Semua orang berharap John dan Alicia hidup bahagia, lalu meninggal dengan tenang dalam kesunyian di kediaman mereka di usia senja. Akan tetapi, kenyataan tak seperti Hollywood yang membenci akhir cerita yang buruk seperti kematian. John dan Alicia Nash meninggal dunia Sabtu (23/05) lalu, karena kecelakaan dalam taksi yang mereka tumpangi di New Jersey.
Beberapa hari sebelumnya, mereka berada di Norwegia untuk menerima penghargaan Abel Prize for Mathematics. Seperti mereka yang mengenal pasangan Nash lewat film A Beautiful Mind, kolega-kolega John dan Alicia tidak pernah menyangka bahwa akhir cerita mereka berdua setragis itu.

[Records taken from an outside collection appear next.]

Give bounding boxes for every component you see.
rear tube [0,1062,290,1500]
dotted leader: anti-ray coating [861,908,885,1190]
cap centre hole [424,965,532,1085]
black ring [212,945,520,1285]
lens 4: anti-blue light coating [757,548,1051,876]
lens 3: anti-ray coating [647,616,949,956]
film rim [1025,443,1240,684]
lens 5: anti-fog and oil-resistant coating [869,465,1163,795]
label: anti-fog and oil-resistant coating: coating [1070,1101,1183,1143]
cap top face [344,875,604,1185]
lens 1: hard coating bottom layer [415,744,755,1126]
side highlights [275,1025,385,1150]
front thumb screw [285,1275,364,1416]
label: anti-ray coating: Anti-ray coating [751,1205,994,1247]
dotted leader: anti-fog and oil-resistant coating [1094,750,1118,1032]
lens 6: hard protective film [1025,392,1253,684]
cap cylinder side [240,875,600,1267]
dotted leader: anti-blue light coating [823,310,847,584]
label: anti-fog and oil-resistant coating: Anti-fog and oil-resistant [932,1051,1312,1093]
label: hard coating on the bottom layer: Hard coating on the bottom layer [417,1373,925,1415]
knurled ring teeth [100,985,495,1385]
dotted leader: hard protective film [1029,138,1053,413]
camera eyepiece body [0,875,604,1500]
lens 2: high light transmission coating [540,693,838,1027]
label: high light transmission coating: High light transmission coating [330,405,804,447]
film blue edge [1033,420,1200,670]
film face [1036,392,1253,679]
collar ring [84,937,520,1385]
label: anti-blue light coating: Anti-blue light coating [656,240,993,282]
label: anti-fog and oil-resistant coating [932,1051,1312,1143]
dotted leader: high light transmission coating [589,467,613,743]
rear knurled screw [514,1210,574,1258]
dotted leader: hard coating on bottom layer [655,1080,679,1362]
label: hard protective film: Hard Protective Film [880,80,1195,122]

John Forbes Nash, Jr. lahir 13 Juni 1928. Sejak kecil, John Nash bukan orang yang pandai bersosialisasi. Ia lebih suka menyendiri dengan membaca buku atau bereksperimen dengan peralatan elektronik. Oleh teman-temannya ia dianggap aneh. Puncak prestasinya dalam bidang kejombloan adalah saat dia berdansa dengan setumpuk kursi alih-alih dengan wanita.

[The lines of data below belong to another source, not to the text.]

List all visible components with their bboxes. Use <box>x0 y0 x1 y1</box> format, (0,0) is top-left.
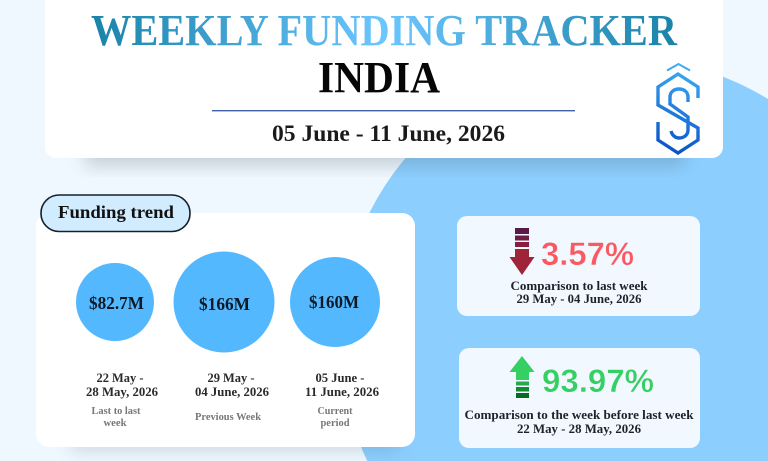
label: current period: period <box>320 418 350 429</box>
bubble: 166M: $166M <box>199 294 250 314</box>
bubble: 82.7M <box>76 263 154 341</box>
icon: down arrow <box>510 228 534 275</box>
background circle <box>340 58 768 461</box>
label: previous week: Previous Week <box>195 412 261 423</box>
label: current period <box>305 371 379 429</box>
panel: comparison to week before last <box>459 348 700 448</box>
label: last to last week: Last to last <box>92 406 141 417</box>
caption: 29 May - 04 June, 2026 <box>516 292 642 306</box>
caption: Comparison to the week before last week <box>464 408 694 422</box>
caption: Comparison to last week <box>510 279 648 293</box>
label: last to last week <box>86 371 158 429</box>
stat: 3.57%: 3.57% <box>541 236 634 272</box>
bubble: 160M <box>290 257 380 347</box>
stat: 93.97%: 93.97% <box>542 363 654 399</box>
icon: up arrow <box>510 356 534 398</box>
bubble: 82.7M: $82.7M <box>89 293 144 313</box>
label: current period: 05 June - <box>316 371 364 385</box>
date range: 05 June - 11 June, 2026 <box>272 121 505 147</box>
label: previous week: 04 June, 2026 <box>195 385 269 399</box>
label: last to last week: 22 May - <box>96 371 144 385</box>
caption <box>510 279 648 306</box>
label: current period: 11 June, 2026 <box>305 385 379 399</box>
bubble: 166M <box>174 252 274 352</box>
icon: logo <box>658 64 698 153</box>
panel: header <box>45 0 723 166</box>
label: previous week <box>195 371 269 423</box>
heading: funding trend pill <box>41 195 190 232</box>
subtitle: India: INDIA <box>318 53 440 102</box>
panel: comparison to last week <box>457 216 700 316</box>
bubble: 160M: $160M <box>309 292 359 312</box>
label: last to last week: week <box>104 418 127 429</box>
heading: funding trend pill: Funding trend <box>58 202 174 222</box>
caption: 22 May - 28 May, 2026 <box>517 422 641 436</box>
label: last to last week: 28 May, 2026 <box>86 385 158 399</box>
label: current period: Current <box>318 406 353 417</box>
label: previous week: 29 May - <box>208 371 254 385</box>
title: WEEKLY FUNDING TRACKER <box>91 6 678 55</box>
caption <box>464 408 694 436</box>
panel: funding trend <box>36 213 415 450</box>
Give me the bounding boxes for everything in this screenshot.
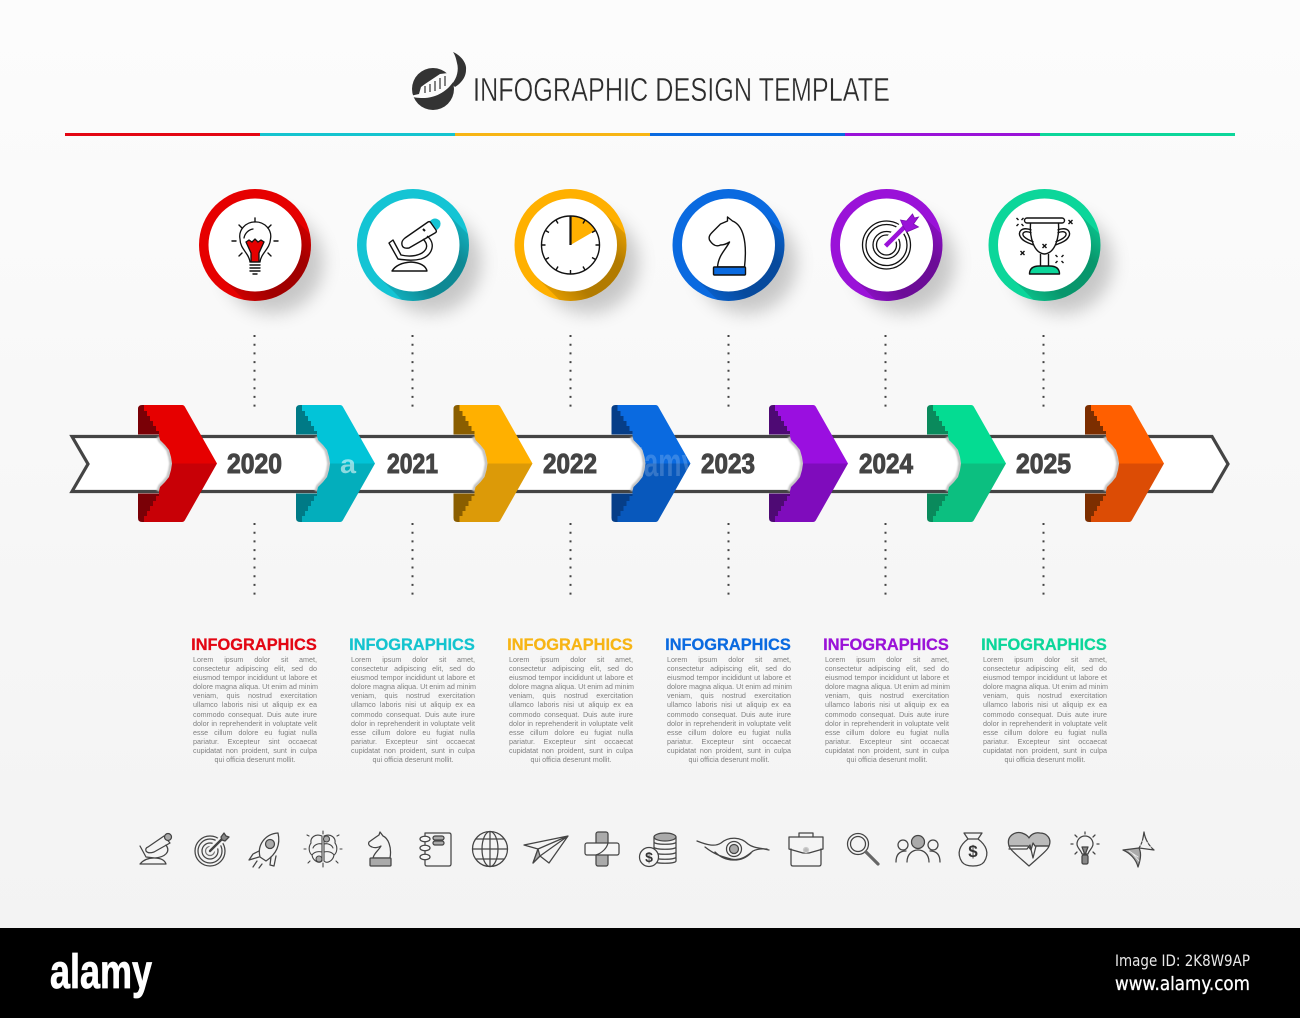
icon: microscope bbox=[140, 834, 172, 864]
text block 2023: qui officia deserunt mollit. bbox=[689, 755, 769, 764]
text block 2020: Lorem ipsum dolor sit amet, bbox=[193, 655, 317, 664]
text block 2022: INFOGRAPHICS bbox=[507, 636, 633, 654]
dotted connectors below ribbon bbox=[254, 523, 1044, 597]
text block 2025: ullamco laboris nisi ut aliquip ex ea bbox=[983, 700, 1107, 709]
text block 2020 bbox=[191, 636, 318, 764]
text block 2022: veniam, quis nostrud exercitation bbox=[509, 691, 633, 700]
icon: target bbox=[195, 833, 229, 866]
text block 2025: veniam, quis nostrud exercitation bbox=[983, 691, 1107, 700]
chevron 7 orange bbox=[1085, 405, 1164, 522]
chevron 5 purple bbox=[769, 405, 848, 522]
text block 2021: pariatur. Excepteur sint occaecat bbox=[351, 737, 475, 746]
text block 2022: ullamco laboris nisi ut aliquip ex ea bbox=[509, 700, 633, 709]
icon: rocket bbox=[249, 833, 279, 868]
icon: trophy bbox=[1016, 218, 1072, 274]
text block 2024: INFOGRAPHICS bbox=[823, 636, 949, 654]
text block 2022: qui officia deserunt mollit. bbox=[531, 755, 611, 764]
icon: knight bbox=[369, 832, 391, 866]
footer url: www.alamy.com bbox=[1115, 973, 1250, 995]
text block 2021: veniam, quis nostrud exercitation bbox=[351, 691, 475, 700]
icon: medical cross bbox=[585, 832, 619, 866]
text block 2022: dolor in reprehenderit in voluptate velit bbox=[509, 719, 633, 728]
text block 2023: dolor in reprehenderit in voluptate velit bbox=[667, 719, 791, 728]
icon: briefcase bbox=[789, 833, 823, 866]
logo bbox=[410, 52, 466, 110]
footer band bbox=[0, 928, 1300, 1018]
text block 2024: esse cillum dolore eu fugiat nulla bbox=[825, 728, 949, 737]
text block 2020: dolor in reprehenderit in voluptate velit bbox=[193, 719, 317, 728]
title: INFOGRAPHIC DESIGN TEMPLATE bbox=[473, 71, 890, 108]
text block 2024: ullamco laboris nisi ut aliquip ex ea bbox=[825, 700, 949, 709]
watermark on blue chevron: alamy bbox=[622, 441, 696, 485]
text block 2025: Lorem ipsum dolor sit amet, bbox=[983, 655, 1107, 664]
icon: notebook bbox=[420, 833, 451, 866]
year labels: 2024 bbox=[859, 448, 913, 479]
watermark letter on teal chevron: a bbox=[340, 449, 357, 479]
icon: money bag bbox=[959, 833, 987, 866]
text block 2021: dolor in reprehenderit in voluptate velit bbox=[351, 719, 475, 728]
chevron 1 red bbox=[138, 405, 217, 522]
text block 2022: commodo consequat. Duis aute irure bbox=[509, 710, 633, 719]
text block 2023 bbox=[665, 636, 792, 764]
icon: heart with pulse bbox=[1008, 833, 1050, 866]
year labels: 2025 bbox=[1016, 448, 1071, 479]
text block 2025: consectetur adipiscing elit, sed do bbox=[983, 664, 1107, 673]
text block 2024: commodo consequat. Duis aute irure bbox=[825, 710, 949, 719]
text block 2023: veniam, quis nostrud exercitation bbox=[667, 691, 791, 700]
text block 2020: commodo consequat. Duis aute irure bbox=[193, 710, 317, 719]
text block 2024: dolor in reprehenderit in voluptate velit bbox=[825, 719, 949, 728]
footer image id: Image ID: 2K8W9AP bbox=[1115, 951, 1250, 970]
text block 2025: qui officia deserunt mollit. bbox=[1005, 755, 1085, 764]
text block 2020: consectetur adipiscing elit, sed do bbox=[193, 664, 317, 673]
text block 2022: consectetur adipiscing elit, sed do bbox=[509, 664, 633, 673]
text block 2025: dolor in reprehenderit in voluptate velit bbox=[983, 719, 1107, 728]
text block 2025: pariatur. Excepteur sint occaecat bbox=[983, 737, 1107, 746]
text block 2025: cupidatat non proident, sunt in culpa bbox=[983, 746, 1107, 755]
bottom icon row bbox=[140, 831, 1154, 868]
icon: microscope bbox=[389, 218, 441, 271]
circle: target bbox=[830, 189, 962, 320]
text block 2021: eiusmod tempor incididunt ut labore et bbox=[351, 673, 475, 682]
text block 2022: dolore magna aliqua. Ut enim ad minim bbox=[509, 682, 634, 691]
text block 2025: INFOGRAPHICS bbox=[981, 636, 1107, 654]
text block 2022: eiusmod tempor incididunt ut labore et bbox=[509, 673, 633, 682]
chevron 4 blue bbox=[612, 405, 690, 522]
text block 2025: esse cillum dolore eu fugiat nulla bbox=[983, 728, 1107, 737]
text block 2025 bbox=[981, 636, 1108, 764]
text block 2022: pariatur. Excepteur sint occaecat bbox=[509, 737, 633, 746]
text block 2020: dolore magna aliqua. Ut enim ad minim bbox=[193, 682, 318, 691]
text block 2020: ullamco laboris nisi ut aliquip ex ea bbox=[193, 700, 317, 709]
chevron 6 green bbox=[927, 405, 1006, 522]
icon: magnifier bbox=[848, 834, 878, 864]
text block 2024: eiusmod tempor incididunt ut labore et bbox=[825, 673, 949, 682]
text block 2023: ullamco laboris nisi ut aliquip ex ea bbox=[667, 700, 791, 709]
icon: people bbox=[896, 836, 940, 862]
year labels bbox=[227, 448, 1071, 479]
text block 2021 bbox=[349, 636, 476, 764]
chevron 3 yellow bbox=[454, 405, 532, 522]
icon: lightbulb bbox=[232, 218, 278, 274]
header colour rule bbox=[65, 133, 1235, 136]
circle: chess knight bbox=[672, 189, 804, 320]
text block 2020: INFOGRAPHICS bbox=[191, 636, 317, 654]
icon: clock bbox=[542, 216, 600, 274]
text block 2021: cupidatat non proident, sunt in culpa bbox=[351, 746, 475, 755]
text block 2024 bbox=[823, 636, 950, 764]
text block 2021: Lorem ipsum dolor sit amet, bbox=[351, 655, 475, 664]
text block 2024: cupidatat non proident, sunt in culpa bbox=[825, 746, 949, 755]
text block 2021: consectetur adipiscing elit, sed do bbox=[351, 664, 475, 673]
text block 2023: consectetur adipiscing elit, sed do bbox=[667, 664, 791, 673]
text block 2025: commodo consequat. Duis aute irure bbox=[983, 710, 1107, 719]
icon: eye bbox=[697, 838, 769, 860]
year labels: 2021 bbox=[387, 448, 438, 479]
icon: knight bbox=[709, 217, 746, 275]
text block 2025: eiusmod tempor incididunt ut labore et bbox=[983, 673, 1107, 682]
text block 2020: esse cillum dolore eu fugiat nulla bbox=[193, 728, 317, 737]
footer logo: alamy bbox=[50, 946, 152, 999]
text block 2020: qui officia deserunt mollit. bbox=[215, 755, 295, 764]
text block 2023: cupidatat non proident, sunt in culpa bbox=[667, 746, 791, 755]
icon: brain bbox=[304, 831, 342, 867]
text block 2023: pariatur. Excepteur sint occaecat bbox=[667, 737, 791, 746]
text block 2024: dolore magna aliqua. Ut enim ad minim bbox=[825, 682, 950, 691]
text block 2022: cupidatat non proident, sunt in culpa bbox=[509, 746, 633, 755]
text block 2020: cupidatat non proident, sunt in culpa bbox=[193, 746, 317, 755]
icon: lightbulb bbox=[1071, 832, 1099, 864]
text block 2021: ullamco laboris nisi ut aliquip ex ea bbox=[351, 700, 475, 709]
circle: microscope bbox=[357, 189, 488, 320]
text block 2022: esse cillum dolore eu fugiat nulla bbox=[509, 728, 633, 737]
year labels: 2023 bbox=[701, 448, 755, 479]
icon: money bag: $ bbox=[968, 842, 978, 861]
text block 2023: esse cillum dolore eu fugiat nulla bbox=[667, 728, 791, 737]
ribbon timeline arrow bbox=[72, 436, 1228, 492]
icon: DNA bbox=[1123, 832, 1154, 867]
icon: coins: $ bbox=[645, 849, 653, 865]
text block 2021: dolore magna aliqua. Ut enim ad minim bbox=[351, 682, 476, 691]
text block 2022 bbox=[507, 636, 634, 764]
text block 2023: INFOGRAPHICS bbox=[665, 636, 791, 654]
text block 2023: commodo consequat. Duis aute irure bbox=[667, 710, 791, 719]
icon: paper plane bbox=[524, 836, 568, 863]
text block 2024: qui officia deserunt mollit. bbox=[847, 755, 927, 764]
text block 2024: veniam, quis nostrud exercitation bbox=[825, 691, 949, 700]
text block 2025: dolore magna aliqua. Ut enim ad minim bbox=[983, 682, 1108, 691]
circle: clock bbox=[514, 189, 646, 320]
text block 2020: eiusmod tempor incididunt ut labore et bbox=[193, 673, 317, 682]
text block 2021: INFOGRAPHICS bbox=[349, 636, 475, 654]
circle: lightbulb bbox=[199, 189, 330, 320]
text block 2023: eiusmod tempor incididunt ut labore et bbox=[667, 673, 791, 682]
icon: globe bbox=[472, 832, 508, 866]
icon: coins bbox=[640, 833, 676, 866]
text block 2020: pariatur. Excepteur sint occaecat bbox=[193, 737, 317, 746]
dotted connectors above ribbon bbox=[254, 335, 1044, 407]
text block 2023: dolore magna aliqua. Ut enim ad minim bbox=[667, 682, 792, 691]
text block 2023: Lorem ipsum dolor sit amet, bbox=[667, 655, 791, 664]
text block 2024: Lorem ipsum dolor sit amet, bbox=[825, 655, 949, 664]
text block 2024: pariatur. Excepteur sint occaecat bbox=[825, 737, 949, 746]
chevron 2 teal bbox=[296, 405, 375, 522]
text block 2021: commodo consequat. Duis aute irure bbox=[351, 710, 475, 719]
icon: target with arrow bbox=[862, 214, 918, 269]
text block 2022: Lorem ipsum dolor sit amet, bbox=[509, 655, 633, 664]
text block 2024: consectetur adipiscing elit, sed do bbox=[825, 664, 949, 673]
text block 2021: qui officia deserunt mollit. bbox=[373, 755, 453, 764]
text block 2020: veniam, quis nostrud exercitation bbox=[193, 691, 317, 700]
text block 2021: esse cillum dolore eu fugiat nulla bbox=[351, 728, 475, 737]
year labels: 2020 bbox=[227, 448, 282, 479]
circle: trophy bbox=[988, 189, 1120, 320]
year labels: 2022 bbox=[543, 448, 597, 479]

Menginjak SMA, ia tertarik dengan buku Eric Temple Bell berjudul Men of Mathematics. Ia kemudian menghabiskan waktunya bergulat dengan konsep matematika yang abstrak. Begitu cintanya dengan matematika hingga saat kuliah ia merasa salah jurusan. Nash pindah kuliah dari Teknik Kimia ke Ilmu Kimia, hingga akhirnya ke Matematika.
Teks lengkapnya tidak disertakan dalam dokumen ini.